King Henry the Eighth abolished all those Marcher customs,
including the mises, except that the lord may levy one mise on
succeeding to his ancestor. They do not admit that the late King
granted the Lordship Royal of Glamorgan and Morganwg unto
Complainant; for the truth is that the seigniory of the said Lordship Royal remained continually in the said late King Edward VI.,
and from him descended to the late Queen Mary, and is since
descended to Queen Elizabeth, and still remains in her, "ungiven
or granted." Wherefore the inhabitants owe the mise to the Queen
only, as Lady of Glamorgan in succession to Queen Mary.
Bundle 18, No. 80, relating to the Prebend of Saint Andrew's,
is one of several documents concerning Church property at Llandaff,
out of which a number of enterprising people (including the Bishop)

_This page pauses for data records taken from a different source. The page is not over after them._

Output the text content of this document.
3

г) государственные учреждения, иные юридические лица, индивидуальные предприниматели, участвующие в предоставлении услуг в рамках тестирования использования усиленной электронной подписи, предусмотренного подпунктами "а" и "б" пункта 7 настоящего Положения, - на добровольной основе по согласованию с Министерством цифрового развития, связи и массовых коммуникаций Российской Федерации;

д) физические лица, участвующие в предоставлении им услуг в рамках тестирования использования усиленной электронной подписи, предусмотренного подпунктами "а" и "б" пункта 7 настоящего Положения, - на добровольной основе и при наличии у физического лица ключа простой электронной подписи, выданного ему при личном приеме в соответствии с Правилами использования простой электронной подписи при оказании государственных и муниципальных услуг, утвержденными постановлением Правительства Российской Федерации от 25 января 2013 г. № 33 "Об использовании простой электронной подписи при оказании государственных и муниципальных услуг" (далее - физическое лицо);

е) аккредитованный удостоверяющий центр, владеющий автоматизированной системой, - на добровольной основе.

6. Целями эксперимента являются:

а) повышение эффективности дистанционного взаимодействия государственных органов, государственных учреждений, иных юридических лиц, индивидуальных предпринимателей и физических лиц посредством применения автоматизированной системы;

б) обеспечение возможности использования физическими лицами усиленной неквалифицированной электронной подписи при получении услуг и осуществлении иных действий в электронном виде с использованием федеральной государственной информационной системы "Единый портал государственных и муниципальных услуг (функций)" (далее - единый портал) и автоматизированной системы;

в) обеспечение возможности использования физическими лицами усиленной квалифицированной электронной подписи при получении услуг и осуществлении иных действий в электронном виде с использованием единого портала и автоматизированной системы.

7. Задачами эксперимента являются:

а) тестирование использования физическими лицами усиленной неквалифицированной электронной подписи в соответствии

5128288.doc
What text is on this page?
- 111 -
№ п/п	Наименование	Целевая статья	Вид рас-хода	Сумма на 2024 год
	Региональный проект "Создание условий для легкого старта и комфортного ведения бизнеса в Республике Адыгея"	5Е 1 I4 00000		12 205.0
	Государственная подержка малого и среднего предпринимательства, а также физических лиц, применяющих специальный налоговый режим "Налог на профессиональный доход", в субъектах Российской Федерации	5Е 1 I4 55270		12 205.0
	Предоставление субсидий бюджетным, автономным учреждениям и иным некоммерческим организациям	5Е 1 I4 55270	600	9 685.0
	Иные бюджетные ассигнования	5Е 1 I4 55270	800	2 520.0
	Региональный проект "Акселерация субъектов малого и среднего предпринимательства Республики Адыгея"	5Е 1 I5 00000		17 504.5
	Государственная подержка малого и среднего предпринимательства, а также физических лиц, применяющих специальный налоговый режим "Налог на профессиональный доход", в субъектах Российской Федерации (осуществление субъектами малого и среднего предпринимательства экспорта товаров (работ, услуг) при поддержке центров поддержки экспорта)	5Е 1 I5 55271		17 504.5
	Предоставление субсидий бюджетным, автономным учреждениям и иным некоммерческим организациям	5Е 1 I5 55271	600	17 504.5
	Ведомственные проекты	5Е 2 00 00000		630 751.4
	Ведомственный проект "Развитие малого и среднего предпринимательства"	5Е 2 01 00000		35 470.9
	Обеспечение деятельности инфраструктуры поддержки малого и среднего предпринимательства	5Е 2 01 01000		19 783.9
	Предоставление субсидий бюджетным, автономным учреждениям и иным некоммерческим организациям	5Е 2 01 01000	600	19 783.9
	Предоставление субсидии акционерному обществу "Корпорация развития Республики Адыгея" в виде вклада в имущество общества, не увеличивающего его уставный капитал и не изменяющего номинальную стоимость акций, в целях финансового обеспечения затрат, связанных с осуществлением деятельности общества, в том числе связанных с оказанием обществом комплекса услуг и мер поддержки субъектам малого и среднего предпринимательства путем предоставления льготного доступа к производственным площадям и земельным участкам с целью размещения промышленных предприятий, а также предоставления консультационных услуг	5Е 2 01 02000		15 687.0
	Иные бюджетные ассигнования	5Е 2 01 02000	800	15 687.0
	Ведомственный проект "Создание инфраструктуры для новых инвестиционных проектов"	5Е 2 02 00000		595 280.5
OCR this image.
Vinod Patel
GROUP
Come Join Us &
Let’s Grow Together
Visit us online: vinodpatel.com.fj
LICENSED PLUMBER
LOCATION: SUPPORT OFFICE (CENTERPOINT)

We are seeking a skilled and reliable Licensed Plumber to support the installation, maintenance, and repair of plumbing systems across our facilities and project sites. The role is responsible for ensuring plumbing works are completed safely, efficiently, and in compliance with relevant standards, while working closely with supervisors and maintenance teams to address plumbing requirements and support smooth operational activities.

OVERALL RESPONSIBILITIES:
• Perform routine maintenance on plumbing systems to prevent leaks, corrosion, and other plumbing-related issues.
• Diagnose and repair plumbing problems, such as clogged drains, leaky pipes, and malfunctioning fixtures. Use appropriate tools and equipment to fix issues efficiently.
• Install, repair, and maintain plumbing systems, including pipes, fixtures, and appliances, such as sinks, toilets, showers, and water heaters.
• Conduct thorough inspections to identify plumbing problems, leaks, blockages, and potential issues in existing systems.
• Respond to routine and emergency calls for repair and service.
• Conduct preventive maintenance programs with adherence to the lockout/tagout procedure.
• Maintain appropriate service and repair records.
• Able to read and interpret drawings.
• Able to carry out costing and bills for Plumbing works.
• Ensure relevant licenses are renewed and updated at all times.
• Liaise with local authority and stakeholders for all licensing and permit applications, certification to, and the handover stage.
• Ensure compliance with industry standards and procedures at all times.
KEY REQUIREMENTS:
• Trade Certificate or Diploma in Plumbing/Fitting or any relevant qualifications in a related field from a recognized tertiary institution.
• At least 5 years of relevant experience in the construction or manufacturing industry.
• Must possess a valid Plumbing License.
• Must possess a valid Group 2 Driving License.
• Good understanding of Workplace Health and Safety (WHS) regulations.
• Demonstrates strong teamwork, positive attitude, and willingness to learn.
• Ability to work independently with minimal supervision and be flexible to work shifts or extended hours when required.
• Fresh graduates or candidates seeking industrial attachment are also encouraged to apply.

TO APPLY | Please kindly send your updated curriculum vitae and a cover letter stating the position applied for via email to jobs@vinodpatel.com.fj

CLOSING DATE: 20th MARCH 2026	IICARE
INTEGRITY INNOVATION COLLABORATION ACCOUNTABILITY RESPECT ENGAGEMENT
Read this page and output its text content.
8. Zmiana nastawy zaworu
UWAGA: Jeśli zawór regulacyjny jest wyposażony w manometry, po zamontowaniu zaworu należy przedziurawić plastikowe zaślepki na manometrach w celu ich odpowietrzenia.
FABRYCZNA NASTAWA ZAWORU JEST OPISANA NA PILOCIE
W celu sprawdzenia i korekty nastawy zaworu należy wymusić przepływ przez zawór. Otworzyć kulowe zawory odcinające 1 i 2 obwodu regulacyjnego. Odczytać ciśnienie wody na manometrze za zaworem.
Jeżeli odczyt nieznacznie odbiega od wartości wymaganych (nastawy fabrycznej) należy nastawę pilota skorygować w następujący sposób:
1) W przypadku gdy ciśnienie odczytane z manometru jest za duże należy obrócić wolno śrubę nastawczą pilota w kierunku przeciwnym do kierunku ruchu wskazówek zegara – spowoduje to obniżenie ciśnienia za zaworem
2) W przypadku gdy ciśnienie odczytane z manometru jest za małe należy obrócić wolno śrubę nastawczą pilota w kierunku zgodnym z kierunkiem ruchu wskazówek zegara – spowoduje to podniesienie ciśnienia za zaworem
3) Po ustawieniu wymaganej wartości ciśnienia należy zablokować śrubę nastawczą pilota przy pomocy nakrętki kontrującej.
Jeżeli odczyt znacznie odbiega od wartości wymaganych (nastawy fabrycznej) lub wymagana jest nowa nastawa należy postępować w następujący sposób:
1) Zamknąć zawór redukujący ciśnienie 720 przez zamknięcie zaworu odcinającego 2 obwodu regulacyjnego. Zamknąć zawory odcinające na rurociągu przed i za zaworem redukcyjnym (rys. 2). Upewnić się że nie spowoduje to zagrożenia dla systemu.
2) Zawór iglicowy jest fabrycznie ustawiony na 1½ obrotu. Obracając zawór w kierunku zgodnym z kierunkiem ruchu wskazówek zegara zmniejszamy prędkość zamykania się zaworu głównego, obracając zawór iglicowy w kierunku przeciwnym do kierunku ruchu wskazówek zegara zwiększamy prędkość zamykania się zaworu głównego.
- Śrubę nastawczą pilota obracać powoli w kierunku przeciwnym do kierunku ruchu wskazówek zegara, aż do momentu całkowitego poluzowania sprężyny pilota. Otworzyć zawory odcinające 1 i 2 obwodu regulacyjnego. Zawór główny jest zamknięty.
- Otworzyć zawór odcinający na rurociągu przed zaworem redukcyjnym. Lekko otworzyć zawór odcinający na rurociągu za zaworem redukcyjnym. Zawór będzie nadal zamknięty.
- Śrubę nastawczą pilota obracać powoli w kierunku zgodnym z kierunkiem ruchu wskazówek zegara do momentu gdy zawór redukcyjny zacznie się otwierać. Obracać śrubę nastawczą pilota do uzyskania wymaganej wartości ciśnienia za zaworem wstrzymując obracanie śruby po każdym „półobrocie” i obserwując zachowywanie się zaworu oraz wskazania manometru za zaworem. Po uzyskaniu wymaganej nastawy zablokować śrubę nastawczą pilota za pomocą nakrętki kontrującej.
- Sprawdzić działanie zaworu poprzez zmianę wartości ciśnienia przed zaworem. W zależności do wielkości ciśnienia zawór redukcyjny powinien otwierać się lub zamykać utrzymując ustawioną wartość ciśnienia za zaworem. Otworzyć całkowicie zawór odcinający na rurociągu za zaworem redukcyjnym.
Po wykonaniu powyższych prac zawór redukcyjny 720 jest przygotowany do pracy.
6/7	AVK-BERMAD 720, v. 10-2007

were busily extracting as much ready money as possible. It will be
noticed that the Bills of Complaint almost invariably, towards the
conclusion, state that the Defendant has wrongfully got possession
of deeds whereby the Complainant is kept out of his rights. This
technicality was a legal device for obtaining "discovery of
documents."
A good deal of curious interest attaches to Bundle 55, No. 69,
the Complaint of Reynold David, servant to the Earl of Pembroke
(inter 1570—9). Anthony [Kitchener], late Bishop of Llandaff,
granted the Registrarship of the Episcopal Court to John Lloyd,
who conveyed the same unto William Powell. The records of the
Registry have got into the hands of William Evans, clerk, and
others. The Complainant prays they may be ordered to restore
them.
William Evans answers that, being Chancellor of the diocese,
he had to send to Complainant for the Register Book. Complainant
was from home, but his concubine, Jennet Griffith, handed the book
to this Defendant's servant. He keeps it because it is necessary to
him in his office of Chancellor.
Complainant replies by offering to prove that, although Chancellor Evans permits, for bribes, a great number within his jurisdiction
to live incontinently, Jennet is his (Complainant's) wife, not his
concubine. Evans craftily got possession of the Register because
it contained evidence of his (Evans') evil living and of his Popish
delinquencies.
Defendant William Evans rejoins by denying that, since the
accession of Queen Elizabeth, he has committed any papistical
offences or forborne to receive the Communion in the Established
Church. On the contrary, he upholds "her Majesty's godly acts
and proceedings in that behalf."
We have a long series of suits about lands in the Manor of
Roath Dogfield, and other places in the neighbourhood of Cardiff.
They are valuable for their enumeration of old place-names; but as
I have, for the most part, greatly condensed in making my copies,
there is no need to enlarge upon the documents here.
The Complaint of Peter Samyn (of an old Cardiff family), inter
1617—21, is worded with amusing quaintness. The premises in
question, Parc-Coed-Marchan, were, I believe, parcel of the Manor
of Pentyrch. It is interesting to note that they comprised a deerpark.
The Chancery Proceedings here printed (except the last three)
are of the reign of Elizabeth, and form a complete set for that reign,
so far as concerns the Cardiff district. The Elizabethan Proceedings
are, however, only a section of the whole series at the Record Office.